KI in der Stellensuche: Unterstützung statt Ersatz

Auch im Bewerbungsprozess selbst wird KI inzwischen häufig eingesetzt.

Sie kann helfen bei der Recherche über Unternehmen, der Strukturierung von Lebensläufen, den Vorbereitungen für Interviews und bei der Formulierung von Anschreiben.

In der Begleitung von Akademiker:innen zeigt sich dabei jedoch ein klares Muster. KI funktioniert besonders gut dort, wo Menschen ihre eigene Erfahrung bereits reflektiert haben.

In der Arbeit mit Akademiker:innen bei Netzwerk Kadertraining zeigt sich deshalb immer wieder ein ähnliches Muster.

KI kann Prozesse im Bewerbungsprozess deutlich erleichtern.
Recherche wird schneller, Informationen lassen sich strukturieren, Formulierungen verbessern.

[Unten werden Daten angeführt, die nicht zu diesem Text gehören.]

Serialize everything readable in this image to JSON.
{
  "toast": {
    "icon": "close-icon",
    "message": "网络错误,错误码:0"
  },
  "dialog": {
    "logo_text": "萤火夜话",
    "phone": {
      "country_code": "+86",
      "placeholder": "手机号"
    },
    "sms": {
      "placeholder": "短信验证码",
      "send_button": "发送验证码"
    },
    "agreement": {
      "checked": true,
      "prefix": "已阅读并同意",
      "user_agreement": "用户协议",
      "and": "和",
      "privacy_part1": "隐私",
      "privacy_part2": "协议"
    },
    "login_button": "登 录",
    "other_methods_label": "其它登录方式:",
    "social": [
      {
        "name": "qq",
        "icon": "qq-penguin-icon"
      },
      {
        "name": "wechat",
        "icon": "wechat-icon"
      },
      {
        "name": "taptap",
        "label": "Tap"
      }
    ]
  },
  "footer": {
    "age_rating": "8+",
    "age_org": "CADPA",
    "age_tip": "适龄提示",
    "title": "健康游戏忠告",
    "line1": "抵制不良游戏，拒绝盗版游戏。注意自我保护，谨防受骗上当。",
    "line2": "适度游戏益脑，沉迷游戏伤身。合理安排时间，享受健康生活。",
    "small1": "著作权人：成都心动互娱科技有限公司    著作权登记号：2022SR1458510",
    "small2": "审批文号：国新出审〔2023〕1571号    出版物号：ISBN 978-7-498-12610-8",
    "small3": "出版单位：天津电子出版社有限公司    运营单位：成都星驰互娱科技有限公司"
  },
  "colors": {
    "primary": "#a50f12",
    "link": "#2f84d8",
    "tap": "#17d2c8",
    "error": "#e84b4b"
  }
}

Doch die eigentliche Klarheit entsteht an einer anderen Stelle.

Erst wenn Menschen ihre eigene Erfahrung reflektieren, Kompetenzen einordnen und ihre berufliche Entwicklung verstehen, entsteht daraus eine überzeugende Positionierung.

Gerade deshalb wirkt die Kombination aus persönlicher Reflexion, im Coaching, strategischer Positionierung und KI-gestützter Analyse besonders stark.

Technologie beschleunigt den Prozess, doch Orientierung entsteht weiterhin durch gemeinsame Reflexion.

KI als Verstärker von Kompetenz

Die praktische Erfahrung zeigt sehr klar, KI wirkt nicht primär als Ersatz für menschliche Kompetenz. Sie wirkt vielmehr als Verstärker vorhandener Kompetenz. Wo Fachwissen, Erfahrung und Reflexion vorhanden sind, kann KI enorme Produktivitätsgewinne ermöglichen. Wo diese Grundlage fehlt, entstehen dagegen häufig überzeugend formulierte – aber inhaltlich schwache Ergebnisse.

Fazit

Künstliche Intelligenz verändert die Stellensuche. Doch sie verändert noch stärker die Bedingungen, unter denen berufliche Expertise entsteht.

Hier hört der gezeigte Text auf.